Team Policy is Broken, Part 5: Impacts


An ideal debate format doesn’t favor or punish any particular argument class. You should be able to run whatever you like, with no pressure to compromise on the coherence of your case. Team Policy falls short of that standard.

Suggested Reading

Before going further, catch up on these posts:

Similar Strategies

Presumption is the theory that we should default to the minimum level of belief that is required by the available information.

Presumption arguments claim that we should default back to not supporting the resolution. While the logic varies, they have the same strategic effect.

  • Trichotomy: The aff case isn’t a policy case, so it doesn’t support this policy resolution. We can therefore ignore the entire affirmative plan and default to not supporting the resolution.

  • Topicality: The plan is not an example of the resolution. We can therefore ignore it and default to not supporting the resolution.
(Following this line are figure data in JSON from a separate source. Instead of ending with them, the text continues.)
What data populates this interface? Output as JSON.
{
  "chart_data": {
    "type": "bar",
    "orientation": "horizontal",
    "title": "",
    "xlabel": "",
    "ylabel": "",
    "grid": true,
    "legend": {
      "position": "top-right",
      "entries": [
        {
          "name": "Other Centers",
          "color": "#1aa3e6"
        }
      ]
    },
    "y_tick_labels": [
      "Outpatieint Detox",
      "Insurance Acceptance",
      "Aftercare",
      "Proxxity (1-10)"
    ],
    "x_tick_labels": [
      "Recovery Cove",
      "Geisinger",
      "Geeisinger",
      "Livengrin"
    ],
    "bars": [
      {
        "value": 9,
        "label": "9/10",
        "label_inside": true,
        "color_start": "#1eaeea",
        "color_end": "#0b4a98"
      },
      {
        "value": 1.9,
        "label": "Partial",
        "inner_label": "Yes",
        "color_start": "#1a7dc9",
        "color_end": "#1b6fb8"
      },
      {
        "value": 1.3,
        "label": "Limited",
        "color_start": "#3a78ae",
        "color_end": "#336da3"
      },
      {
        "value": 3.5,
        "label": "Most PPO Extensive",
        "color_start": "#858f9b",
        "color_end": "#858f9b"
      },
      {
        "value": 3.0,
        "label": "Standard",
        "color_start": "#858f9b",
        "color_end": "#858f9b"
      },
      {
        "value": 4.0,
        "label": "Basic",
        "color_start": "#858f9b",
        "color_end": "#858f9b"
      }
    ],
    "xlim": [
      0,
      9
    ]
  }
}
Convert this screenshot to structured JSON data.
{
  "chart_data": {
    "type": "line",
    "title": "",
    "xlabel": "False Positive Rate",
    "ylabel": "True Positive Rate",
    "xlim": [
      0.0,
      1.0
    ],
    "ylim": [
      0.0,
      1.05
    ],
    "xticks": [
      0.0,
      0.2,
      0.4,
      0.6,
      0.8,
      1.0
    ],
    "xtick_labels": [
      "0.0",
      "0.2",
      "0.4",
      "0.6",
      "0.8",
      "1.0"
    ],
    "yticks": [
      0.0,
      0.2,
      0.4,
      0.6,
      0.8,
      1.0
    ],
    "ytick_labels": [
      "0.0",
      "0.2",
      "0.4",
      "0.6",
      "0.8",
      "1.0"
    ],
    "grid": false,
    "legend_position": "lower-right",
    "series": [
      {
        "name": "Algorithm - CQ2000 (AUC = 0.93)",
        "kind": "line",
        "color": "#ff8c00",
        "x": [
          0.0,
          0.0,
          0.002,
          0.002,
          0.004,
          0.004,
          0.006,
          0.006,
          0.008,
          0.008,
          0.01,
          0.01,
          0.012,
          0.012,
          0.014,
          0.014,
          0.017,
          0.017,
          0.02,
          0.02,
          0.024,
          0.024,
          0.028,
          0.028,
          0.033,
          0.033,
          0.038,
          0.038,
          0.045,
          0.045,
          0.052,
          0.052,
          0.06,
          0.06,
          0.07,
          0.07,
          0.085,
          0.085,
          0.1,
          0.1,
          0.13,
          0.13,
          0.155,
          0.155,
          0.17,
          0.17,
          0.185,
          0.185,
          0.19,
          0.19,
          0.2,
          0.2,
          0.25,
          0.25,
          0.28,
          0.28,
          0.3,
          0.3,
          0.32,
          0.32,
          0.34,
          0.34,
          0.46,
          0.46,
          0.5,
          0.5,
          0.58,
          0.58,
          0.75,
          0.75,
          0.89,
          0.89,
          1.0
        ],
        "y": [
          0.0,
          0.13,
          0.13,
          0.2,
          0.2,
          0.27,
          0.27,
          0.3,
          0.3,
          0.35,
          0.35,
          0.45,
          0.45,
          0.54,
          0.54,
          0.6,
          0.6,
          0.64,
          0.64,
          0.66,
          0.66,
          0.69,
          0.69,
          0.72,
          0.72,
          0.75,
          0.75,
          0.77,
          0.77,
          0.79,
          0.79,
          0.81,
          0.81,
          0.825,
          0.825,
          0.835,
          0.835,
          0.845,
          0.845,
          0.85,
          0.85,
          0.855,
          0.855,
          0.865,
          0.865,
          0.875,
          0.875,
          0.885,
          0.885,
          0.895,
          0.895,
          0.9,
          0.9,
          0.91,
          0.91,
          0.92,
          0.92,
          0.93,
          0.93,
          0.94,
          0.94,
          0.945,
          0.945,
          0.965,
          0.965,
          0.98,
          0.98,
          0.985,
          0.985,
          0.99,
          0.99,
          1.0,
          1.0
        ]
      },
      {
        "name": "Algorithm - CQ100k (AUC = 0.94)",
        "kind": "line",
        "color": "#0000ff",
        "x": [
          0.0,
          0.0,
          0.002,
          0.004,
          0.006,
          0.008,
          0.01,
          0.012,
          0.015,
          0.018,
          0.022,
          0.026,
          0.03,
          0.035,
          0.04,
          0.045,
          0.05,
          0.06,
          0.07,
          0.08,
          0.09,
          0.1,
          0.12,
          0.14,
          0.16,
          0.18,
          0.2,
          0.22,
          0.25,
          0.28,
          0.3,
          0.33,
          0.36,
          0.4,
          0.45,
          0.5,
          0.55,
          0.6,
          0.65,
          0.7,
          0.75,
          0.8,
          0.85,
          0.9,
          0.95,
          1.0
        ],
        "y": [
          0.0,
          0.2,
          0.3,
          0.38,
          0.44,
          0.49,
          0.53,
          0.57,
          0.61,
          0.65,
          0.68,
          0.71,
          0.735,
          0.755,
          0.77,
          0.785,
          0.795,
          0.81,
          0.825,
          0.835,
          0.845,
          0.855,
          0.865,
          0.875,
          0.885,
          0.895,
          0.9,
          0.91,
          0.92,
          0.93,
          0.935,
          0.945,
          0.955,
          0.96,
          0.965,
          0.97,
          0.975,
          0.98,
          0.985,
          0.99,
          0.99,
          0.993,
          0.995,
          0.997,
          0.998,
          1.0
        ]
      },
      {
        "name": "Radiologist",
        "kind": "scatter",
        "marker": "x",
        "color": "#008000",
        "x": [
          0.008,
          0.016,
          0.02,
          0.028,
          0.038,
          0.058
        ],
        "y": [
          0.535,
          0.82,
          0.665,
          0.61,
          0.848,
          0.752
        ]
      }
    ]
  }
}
  • Specification: The plan was not supported in enough detail to be properly evaluated. It’s now too late to do so. So we can ignore it and default to not supporting the resolution.

  • Objection: The resolution cannot possibly be true, regardless of its current support. So we can ignore the affirmative case and reject the resolution.

Most large-scale kritiks are similar:

  • Kritik: Something in our opponents’ behavior/the resolution is more important than whether or not the resolution is true. So we can now ignore the affirmative case and the resolution.


Presumption arguments all claim that the Benefits (harms/advantages) don’t matter.


The “No Impact” in the Room

If you argue that something has no impact, you shouldn’t follow that up with an argument that only matters if the argument does have an impact.

This is basic logic that value debaters learn on day one. Example:

  • Resolved: Texas is better than California.

  • Aff Value: Low Taxes

  • Aff C1: Texas has low Taxes

  • Aff C2: California has high Taxes

  • Neg Value: Climate

If we stop at this point, we should be able to extrapolate what the negative speaker will say next. They’ll offer at least one reason why Climate is a better value than Low Taxes - meaning the judge shouldn’t use Low Taxes to make a decision. They will then offer two contentions discussing Texas and California’s climates.

The only acceptable negative response to the affirmative contentions at this point will be: “No Impact.” It would be incoherent to argue that Texas has high taxes, or that California’s credits and subsidies outweigh its taxes, or anything else about whether or not the aff contentions are true. If the judge even entertains that response, they have to first throw out the entire negative case.


You shouldn’t mix “No Impact” with other responses.


This is important, but it isn’t advanced. It’s an essential principle for building coherent, persuasive cases. Unfortunately, Team Policy makes this principle effectively impossible to uphold.